James Loewen believes the government has catalyzed the very thing it is trying to prevent with the recent B-20 changes, and the irony isn’t lost on him.
Loewen says that most borrowers will be stuck in the private channel, and will have to walk away from their homes. The resulting supply surge in tandem with diminished demand—the result of a reduction in buying power, estimated to be around 20%—will bring the housing market crashing down.
“It’s ironic because the government purports that they’re trying to prevent an economic crash, people walking away from their houses, but if you can’t qualify under these guidelines, which, definitively more people can’t, there will be more people walking away and selling their house,” said Loewen, broker and owner of Loewen Group Mortgages.
He added that B lenders got hit particularly hard because borrowers now have to qualify 2% above the prime rate. However, most won’t and will be forced into the private channel—a traditionally temporal solution that could have no end in sight for many borrowers.
“They will be inciting the very thing they’re trying to avoid, which is a collapse,” said Loewen. “If I couldn’t qualify at TD or Scotia, I’d go to Home Trust or Equitable for a slightly higher rate than the best rate, but now I probably won’t qualify for that mortgage, so I‘ll have to go private. The risk private lenders are taking is much lower than even six months ago, and we can’t bundle up to 85% loan-to-value inside these government guidelines, so there might not be a solution at all for the client and they might be forced to sell.”
Regarding increased regulation, Loewen doesn’t think that the industry will be subjected to any more in 2018—but, he added, that could change depending on Q1 real estate numbers. For that reason, he hasn’t ruled out an interest rate hike, either.

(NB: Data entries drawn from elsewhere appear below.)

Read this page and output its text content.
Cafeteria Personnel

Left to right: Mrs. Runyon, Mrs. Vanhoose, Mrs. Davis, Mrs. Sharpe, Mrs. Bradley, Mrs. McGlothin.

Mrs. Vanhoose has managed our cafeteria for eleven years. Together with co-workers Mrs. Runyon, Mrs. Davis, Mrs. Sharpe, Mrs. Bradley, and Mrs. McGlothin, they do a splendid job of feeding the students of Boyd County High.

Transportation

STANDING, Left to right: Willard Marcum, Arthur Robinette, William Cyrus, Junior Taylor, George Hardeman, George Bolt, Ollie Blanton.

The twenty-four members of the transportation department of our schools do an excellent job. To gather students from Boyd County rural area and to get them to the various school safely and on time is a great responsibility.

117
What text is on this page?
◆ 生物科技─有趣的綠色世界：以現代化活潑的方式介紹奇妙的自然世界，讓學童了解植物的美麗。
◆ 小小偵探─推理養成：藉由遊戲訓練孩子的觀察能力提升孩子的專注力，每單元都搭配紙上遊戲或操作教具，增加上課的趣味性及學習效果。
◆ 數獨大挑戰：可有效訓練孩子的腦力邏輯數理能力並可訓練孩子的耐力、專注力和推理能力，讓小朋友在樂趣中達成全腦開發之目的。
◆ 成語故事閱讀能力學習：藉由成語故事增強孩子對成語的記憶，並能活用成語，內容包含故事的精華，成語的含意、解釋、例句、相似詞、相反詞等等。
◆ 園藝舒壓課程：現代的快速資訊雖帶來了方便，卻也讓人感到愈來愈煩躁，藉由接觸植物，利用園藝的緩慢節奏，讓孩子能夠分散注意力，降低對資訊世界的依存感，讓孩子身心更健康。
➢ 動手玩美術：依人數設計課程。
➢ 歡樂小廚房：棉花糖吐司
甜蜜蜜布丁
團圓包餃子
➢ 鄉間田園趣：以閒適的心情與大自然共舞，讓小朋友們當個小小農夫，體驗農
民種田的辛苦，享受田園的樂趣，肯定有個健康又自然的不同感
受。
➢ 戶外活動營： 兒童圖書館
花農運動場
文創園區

“The next logical step is for the government to impose or impede on private lending, but they’ve already indirectly affected private lending guidelines,” said Loewen. “The B market lit up over the last two or three years, but that’s hard now, so the private market is lighting up. There is more demand for private lending but there will come a period of time when people realize they can’t afford private money anymore.”